The Hungarians were the first to give shape to the modern age in football. The Magical Magyars were a truly special team, the prototype for Total Football. They dominated most of the 1950s and leading upto the 1954 World Cup final, had not lost a game in four years. A record, it would stand for four decades.
Brazil adopted the Magyars’ 4-2-4 system and won the 1958 World Cup. Rinus Michels would employ similar principles and bring about a revolution in Dutch football in the 1970s. If Gusztav Sebes’ side had won that 1954 final, which they led 2-0 after eight minutes, maybe they would be more universally popular, but many footballing historians consider that team to be the best ever in history.
They were not quite as good by the time the 1960s came along, with the Cold War taking a toll on the country, but they won bronze at the 1960 Rome Olympics, reached the quarter finals of yet another World Cup in 1962 and took bronze at the 1964 European Championships. In other words, they were still pretty darn good.

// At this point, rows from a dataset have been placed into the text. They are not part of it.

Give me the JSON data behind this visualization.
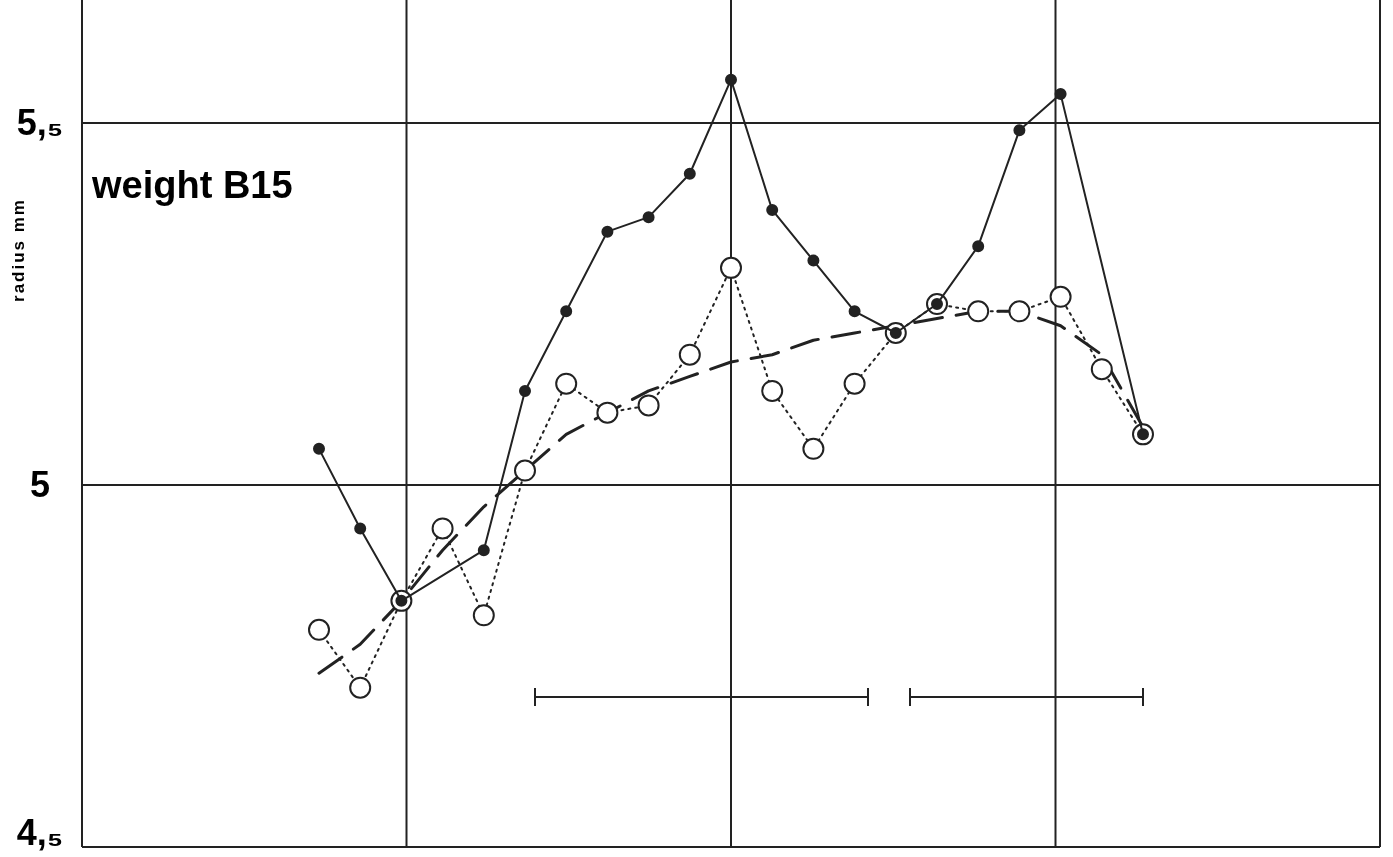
{
  "chart_data": {
    "type": "line",
    "ylabel": "radius mm",
    "annotations": [
      "weight B15"
    ],
    "categories": [
      null,
      null,
      null,
      null,
      null,
      null,
      null,
      null,
      null,
      null,
      null,
      null,
      null,
      null,
      null,
      null,
      null,
      null,
      null,
      null,
      null
    ],
    "ylim": [
      4.5,
      5.67
    ],
    "yticks": [
      {
        "value": 4.5,
        "label": "4,₅"
      },
      {
        "value": 5,
        "label": "5"
      },
      {
        "value": 5.5,
        "label": "5,₅"
      }
    ],
    "grid": true,
    "series": [
      {
        "color": "#222222",
        "marker": "circle",
        "line_style": "solid",
        "values": [
          5.05,
          4.94,
          4.84,
          null,
          4.91,
          5.13,
          5.24,
          5.35,
          5.37,
          5.43,
          5.56,
          5.38,
          5.31,
          5.24,
          5.21,
          5.25,
          5.33,
          5.49,
          5.54,
          null,
          5.07
        ]
      },
      {
        "color": "#222222",
        "marker": "circle",
        "line_style": "dotted",
        "values": [
          4.8,
          4.72,
          4.84,
          4.94,
          4.82,
          5.02,
          5.14,
          5.1,
          5.11,
          5.18,
          5.3,
          5.13,
          5.05,
          5.14,
          5.21,
          5.25,
          5.24,
          5.24,
          5.26,
          5.16,
          5.07
        ]
      },
      {
        "color": "#222222",
        "marker": "none",
        "line_style": "dashed",
        "values": [
          4.74,
          4.78,
          4.84,
          4.91,
          4.97,
          5.02,
          5.07,
          5.1,
          5.13,
          5.15,
          5.17,
          5.18,
          5.2,
          5.21,
          5.22,
          5.23,
          5.24,
          5.24,
          5.22,
          5.18,
          5.08
        ]
      }
    ]
  }
}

In the 1960 Olympics, Hungary were placed in the same group as India, Peru and France. Peru were dispatched 6-2 and France were demolished 7-0. It was India that troubled them. Florian Albert, who would be top scorer at the 1962 World Cup, got a goal but Jarnail Singh had him on a leash otherwise. The standout player for India however, was Tulsidas Balaraman. Trailing 0-2, he scored from a deft flick to halve the deficit and chasing an equaliser, he had the Hungarian defence scrambling for cover. They resorted to shirt pulls and body checks to stop him and while they managed to hold on for a 2-1 win, it was possibly the best performance ever by a player in an Indian shirt.
Arguably the best Indian forward of all time, from 1956-62, he was the first name on the team sheet. Discovered by coach Syed Abdul Rahim in Secunderabad, he had all the attributes of a top class striker. Blessed with exceptional pace and ball control, he could finish from anywhere in the forward line. What made him even more dangerous was his ability to drop deep and pick a pass or initiate another attack at pace, drawing comparisons in recent times with Thierry Henry.
Balaram, as he was popularly called, had started his career in Hyderabad before moving to East Bengal in 1957, where he spent six years being treated like a king by adoring supporters. He switched to Bengal Nagpur Railway (BNR) in 1963 for financial security before retiring two years later.
The Tulsidas Balaraman, Chuni Goswami and P.K. Banerjee triumvirate formed India’s best forward line of all time and the lack of a Padma Shri on his mantelpiece rankles, especially since the other two were awarded a long time ago. Bitter about the snub, he lives alone in a small flat in Kolkata. The authorities may have forgotten about him, but Balaraman still gets treated like a king by football fans in the vicinity of his home and that provides him with some succour.